Fundamentally, Paul King seems to have missed the point entirely, of Roald Dahl’s Charlie and the Chocolate Factory, which is about a possibly-corrupt, borderline sociopathic chocolatier weeding out the one good little kid in a group of spoiled brats. The only way Wonka’s return to that character’s story, particularly as a prequel, would make sense would be for Willy to learn the same kind of lesson himself as a youngster. Instead, Wonka is presented as pure hearted, and constantly taken advantage of by the adults around him who are the spoiled brats.

There is only one genuine kid in this movie, Calah Lane, who plays Noodle, also toiling away indefinitely in the inn basement. Lane is quite lovely, actually, one of the best things about Wonka, with onscreen charisma that helps keeps the proceedings watchable. But Noodle and Willy are both similarly pure of heart, dealing with heightened, standard kids-movie villains. Willy Wonka is supposed to be backed with subtext, and Wonka, generally pleasant as it is to watch, is all text.

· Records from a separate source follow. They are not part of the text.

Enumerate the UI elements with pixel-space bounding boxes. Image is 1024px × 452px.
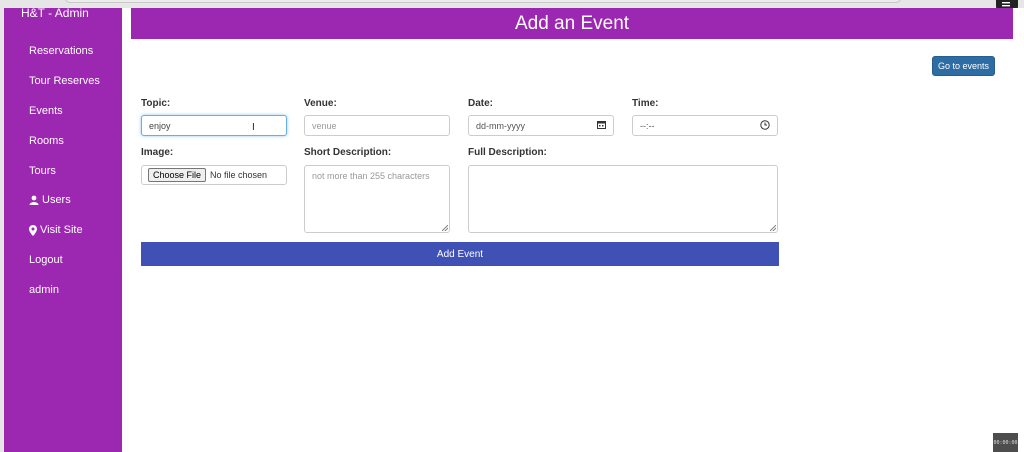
sidebar-item-reservations[interactable]: Reservations xyxy=(29,45,93,57)
corner-widget: 00:00:00 xyxy=(993,433,1018,452)
sidebar-item-tour-reserves[interactable]: Tour Reserves xyxy=(29,75,100,87)
image-file-input[interactable]: Choose File No file chosen xyxy=(141,165,287,185)
address-bar[interactable] xyxy=(64,0,902,3)
sidebar-item-label: Events xyxy=(29,105,63,117)
resize-handle-icon[interactable] xyxy=(442,225,448,231)
short-description-placeholder: not more than 255 characters xyxy=(312,171,430,181)
user-icon xyxy=(29,195,39,205)
sidebar-item-label: Visit Site xyxy=(40,224,83,236)
sidebar-item-label: Users xyxy=(42,194,71,206)
resize-handle-icon[interactable] xyxy=(770,225,776,231)
go-to-events-button[interactable]: Go to events xyxy=(932,56,995,76)
time-value: --:-- xyxy=(640,120,655,131)
sidebar-item-label: Tour Reserves xyxy=(29,75,100,87)
choose-file-button[interactable]: Choose File xyxy=(148,168,207,182)
sidebar-item-logout[interactable]: Logout xyxy=(29,254,63,266)
date-label: Date: xyxy=(468,98,494,109)
sidebar-item-rooms[interactable]: Rooms xyxy=(29,135,64,147)
sidebar-item-label: Reservations xyxy=(29,45,94,57)
venue-label: Venue: xyxy=(304,98,337,109)
page-header: Add an Event xyxy=(131,8,1013,39)
sidebar-item-tours[interactable]: Tours xyxy=(29,165,56,177)
topic-value: enjoy xyxy=(149,120,171,131)
text-cursor-icon: I xyxy=(252,122,255,133)
venue-input[interactable]: venue xyxy=(304,115,450,136)
topic-input[interactable]: enjoy xyxy=(141,115,287,136)
page-title: Add an Event xyxy=(514,12,630,34)
full-description-label: Full Description: xyxy=(468,147,547,158)
sidebar-item-label: admin xyxy=(29,284,59,296)
date-input[interactable]: dd-mm-yyyy xyxy=(468,115,614,136)
short-description-textarea[interactable]: not more than 255 characters xyxy=(304,165,450,233)
time-label: Time: xyxy=(632,98,659,109)
browser-top-strip xyxy=(0,0,1024,8)
sidebar-item-label: Tours xyxy=(29,165,56,177)
image-label: Image: xyxy=(141,147,174,158)
short-description-label: Short Description: xyxy=(304,147,392,158)
calendar-icon[interactable] xyxy=(597,120,606,131)
time-input[interactable]: --:-- xyxy=(632,115,778,136)
sidebar-item-users[interactable]: Users xyxy=(29,194,71,206)
venue-placeholder: venue xyxy=(312,120,337,131)
sidebar-item-events[interactable]: Events xyxy=(29,105,63,117)
file-status: No file chosen xyxy=(210,170,268,180)
sidebar-item-admin[interactable]: admin xyxy=(29,284,59,296)
sidebar-item-label: Rooms xyxy=(29,135,64,147)
add-event-button[interactable]: Add Event xyxy=(141,242,779,266)
topic-label: Topic: xyxy=(141,98,171,109)
brand-title: H&T - Admin xyxy=(21,6,89,20)
map-marker-icon xyxy=(29,224,37,236)
sidebar-item-visit-site[interactable]: Visit Site xyxy=(29,224,83,236)
sidebar: H&T - Admin Reservations Tour Reserves E… xyxy=(4,6,122,452)
date-value: dd-mm-yyyy xyxy=(476,120,525,131)
full-description-textarea[interactable] xyxy=(468,165,778,233)
sidebar-item-label: Logout xyxy=(29,254,63,266)
clock-icon[interactable] xyxy=(760,119,770,132)
main-content: Add an Event Go to events Topic: Venue: … xyxy=(122,8,1024,452)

All of that brings us back to this: kids will have a great time. The group of kids in the row of seats behind me, who did not shut the fuck up the entire film, certainly did. Surely they neither know nor care anything about Gene Wilder’s or even Johnny Depp’s iterations of Willy Wonka. For them, there is only Timothée Chalamet. But here’s the key difference: none of those kids are going to grow up regarding this as an unfortgettable classic from their childhoods. It’s just another passable outing at the movies, and in the context of its cinematic legacy, that’s a real shame.

Hugh Grant’s ample charms can’t elevate a middling achievement.